今後の展開としては、企業・行政とのコラボを推進していく一方、オリジナルアバターの第2弾も発売することを予告。実際に、イベント後の1月30日に新作アバター5体が発表されました。

なお、第1弾・第2弾ともにVRChat外のクリエイターをデザインに迎えた理由として、「自分のイラストが動き出す体験をしてもらい、その感動を外に発信してほしい」というビジョンがあるとのことです。実際、第1弾参加のイラストレーターさんの反応は上々だったそう。

質疑応答にて「当イベントでの反響はどうか」と質問したところ、岡崎さんは「VRChatに関心がある企業が多い」とコメント。別のトークセッションでは、企業担当者から「Webメタバースではなく、VRChatなどのプラットフォームをなぜ利用するのか?」や「VRChatのユーザーにリーチするためにどのようなSNS戦略を練るべきか」といった質問が寄せられたらしく、”人の多いメタバース”としてVRChatに注目している人が多そう、という感触を伝えてくれました。

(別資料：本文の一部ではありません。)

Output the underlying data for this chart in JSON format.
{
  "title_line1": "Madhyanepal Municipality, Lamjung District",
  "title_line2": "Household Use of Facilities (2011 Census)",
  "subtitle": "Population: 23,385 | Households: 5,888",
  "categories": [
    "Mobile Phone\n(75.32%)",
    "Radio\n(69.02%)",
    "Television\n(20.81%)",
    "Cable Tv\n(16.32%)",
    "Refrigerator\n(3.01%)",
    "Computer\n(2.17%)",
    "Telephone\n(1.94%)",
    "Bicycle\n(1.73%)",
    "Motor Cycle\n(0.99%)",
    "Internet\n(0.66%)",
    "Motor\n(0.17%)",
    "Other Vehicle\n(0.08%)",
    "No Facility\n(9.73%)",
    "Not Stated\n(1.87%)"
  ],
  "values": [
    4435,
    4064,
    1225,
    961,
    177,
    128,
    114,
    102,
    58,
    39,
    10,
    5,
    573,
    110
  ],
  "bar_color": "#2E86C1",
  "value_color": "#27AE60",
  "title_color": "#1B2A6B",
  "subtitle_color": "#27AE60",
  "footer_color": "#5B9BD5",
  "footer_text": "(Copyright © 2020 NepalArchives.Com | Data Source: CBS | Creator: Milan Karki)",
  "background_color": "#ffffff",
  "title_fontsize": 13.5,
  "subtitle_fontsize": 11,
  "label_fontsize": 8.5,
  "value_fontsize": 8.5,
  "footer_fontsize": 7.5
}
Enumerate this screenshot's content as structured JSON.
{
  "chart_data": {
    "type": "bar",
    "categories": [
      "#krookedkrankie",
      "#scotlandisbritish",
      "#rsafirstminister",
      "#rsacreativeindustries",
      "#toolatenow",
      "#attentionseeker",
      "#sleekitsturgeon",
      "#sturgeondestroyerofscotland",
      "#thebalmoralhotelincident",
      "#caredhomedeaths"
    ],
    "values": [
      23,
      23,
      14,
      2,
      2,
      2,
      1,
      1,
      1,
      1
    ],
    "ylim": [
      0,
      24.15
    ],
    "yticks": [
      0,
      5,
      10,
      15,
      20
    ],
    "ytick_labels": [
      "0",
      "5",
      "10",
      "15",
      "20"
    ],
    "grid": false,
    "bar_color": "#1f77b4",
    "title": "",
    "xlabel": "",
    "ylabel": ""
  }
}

岡崎さんも、ゼロから企画を立てるのはハードな上、そもそも人が来てくれるかどうかわからないことから、こうした企業とのコラボを模索しているとのこと。岡崎さん自身も、アバター試着会にご自身のフレンドが多く来てくれたエピソードを挙げ、VRChatコミュニティに根を下ろしつつある大丸松坂屋百貨店が、水先案内人となっていろんな企業をサポートしたいという想いが感じ取れました。

余談ですが、この5回目のトークセッションは満員御礼。その参加者の多くは一般ユーザーで、岡崎さんのフレンドも多くいらっしゃったそうです。「やや内輪ノリが強くなってしまった」と後に反省していらっしゃいましたが、この「エンドユーザーとの濃いつながり」こそ、ソーシャルVRにおける事業展開のカギではないでしょうか。

老舗百貨店によるメタバースでの大きな挑戦は、VRChatという”現地”で培われたつながりとともに、まだまだ続いていきそうです。